Since 2013, confidence is up among both men (+ 6 points) and women (+ 14 points), as well as independents (+14 points), Democrats (+ 13 points) and Republicans (+ 6 points).

Yet most Republicans still continue to have the jitters: 75 percent say so vs. 83 percent in 2013. Independents, by a wide margin, are also more likely to feel nervous than confident (60-33 percent).

Sixty-one percent of Democrats are confident about the economy, while 35 percent say they are nervous.

Education is also a strong predictor of feelings on the economy.
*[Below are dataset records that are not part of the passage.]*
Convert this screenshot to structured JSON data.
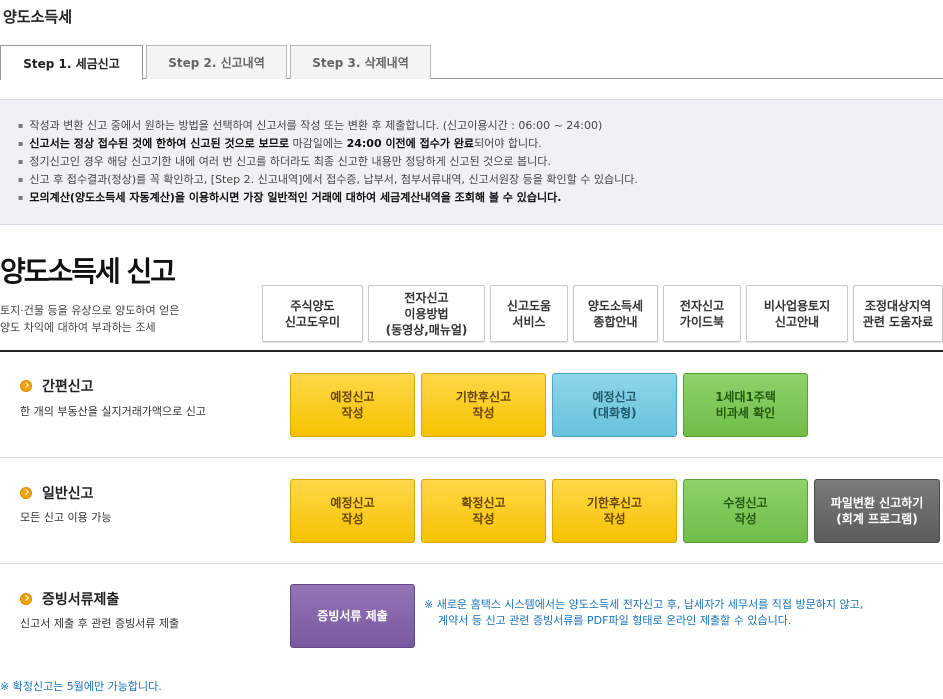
{
  "page": {
    "title": "양도소득세"
  },
  "tabs": [
    {
      "label": "Step 1. 세금신고"
    },
    {
      "label": "Step 2. 신고내역"
    },
    {
      "label": "Step 3. 삭제내역"
    }
  ],
  "notice": {
    "line1": "작성과 변환 신고 중에서 원하는 방법을 선택하여 신고서를 작성 또는 변환 후 제출합니다. (신고이용시간 : 06:00 ~ 24:00)",
    "line2_a": "신고서는 정상 접수된 것에 한하여 신고된 것으로 보므로",
    "line2_b": " 마감일에는 ",
    "line2_c": "24:00 이전에 접수가 완료",
    "line2_d": "되어야 합니다.",
    "line3": "정기신고인 경우 해당 신고기한 내에 여러 번 신고를 하더라도 최종 신고한 내용만 정당하게 신고된 것으로 봅니다.",
    "line4": "신고 후 접수결과(정상)를 꼭 확인하고, [Step 2. 신고내역]에서 접수증, 납부서, 첨부서류내역, 신고서원장 등을 확인할 수 있습니다.",
    "line5": "모의계산(양도소득세 자동계산)을 이용하시면 가장 일반적인 거래에 대하여 세금계산내역을 조회해 볼 수 있습니다."
  },
  "main": {
    "title": "양도소득세 신고",
    "desc_line1": "토지·건물 등을 유상으로 양도하여 얻은",
    "desc_line2": "양도 차익에 대하여 부과하는 조세"
  },
  "quick_links": [
    {
      "label": "주식양도\n신고도우미"
    },
    {
      "label": "전자신고\n이용방법\n(동영상,매뉴얼)"
    },
    {
      "label": "신고도움\n서비스"
    },
    {
      "label": "양도소득세\n종합안내"
    },
    {
      "label": "전자신고\n가이드북"
    },
    {
      "label": "비사업용토지\n신고안내"
    },
    {
      "label": "조정대상지역\n관련 도움자료"
    }
  ],
  "sections": {
    "simple": {
      "title": "간편신고",
      "sub": "한 개의 부동산을 실지거래가액으로 신고",
      "buttons": [
        {
          "label": "예정신고\n작성",
          "color": "#f6c200"
        },
        {
          "label": "기한후신고\n작성",
          "color": "#f6c200"
        },
        {
          "label": "예정신고\n(대화형)",
          "color": "#69c2dc"
        },
        {
          "label": "1세대1주택\n비과세 확인",
          "color": "#6fbd48"
        }
      ]
    },
    "general": {
      "title": "일반신고",
      "sub": "모든 신고 이용 가능",
      "buttons": [
        {
          "label": "예정신고\n작성",
          "color": "#f6c200"
        },
        {
          "label": "확정신고\n작성",
          "color": "#f6c200"
        },
        {
          "label": "기한후신고\n작성",
          "color": "#f6c200"
        },
        {
          "label": "수정신고\n작성",
          "color": "#6fbd48"
        },
        {
          "label": "파일변환 신고하기\n(회계 프로그램)",
          "color": "#5c5c5c"
        }
      ]
    },
    "evidence": {
      "title": "증빙서류제출",
      "sub": "신고서 제출 후 관련 증빙서류 제출",
      "button": "증빙서류 제출",
      "note_line1": "※ 새로운 홈택스 시스템에서는 양도소득세 전자신고 후, 납세자가 세무서를 직접 방문하지 않고,",
      "note_line2": "계약서 등 신고 관련 증빙서류를 PDF파일 형태로 온라인 제출할 수 있습니다."
    }
  },
  "footer": {
    "note": "※ 확정신고는 5월에만 가능합니다."
  }
}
Voters with a college degree (48 percent) are more likely than those without a degree (33 percent) to feel confident about the economy. White voters without a degree are even less likely to feel confident (27 percent).

Improved perceptions of the economy boost President Obama’s job ratings. Of the issues tested, he performs best on the economy: 45 percent of voters approve, while 52 percent disapprove. Last month it was 46-50 percent. His record low rating on the economy came in August 2011, when just 34 percent approved and 62 percent disapproved.

Obama’s next best issue is health care: 42 percent approve vs. 54 percent disapprove.

His worst issues include Iran (33-58 percent), foreign policy (36-55 percent) and immigration (37-58 percent).

As for Obama’s overall performance, 45 percent of voters approve, while 50 percent disapprove. That’s still underwater, but hardly his hull-scraping low of 38 percent approval in September 2014.

The Fox News poll is conducted by telephone with live interviewers under the joint direction of Anderson Robbins Research (D) and Shaw & Company Research (R). The 1,025 registered voters were reached via landline and cell phone numbers randomly selected for inclusion in this nationwide survey from March 29-31, 2015. The full poll has a margin of sampling error of plus or minus three percentage points.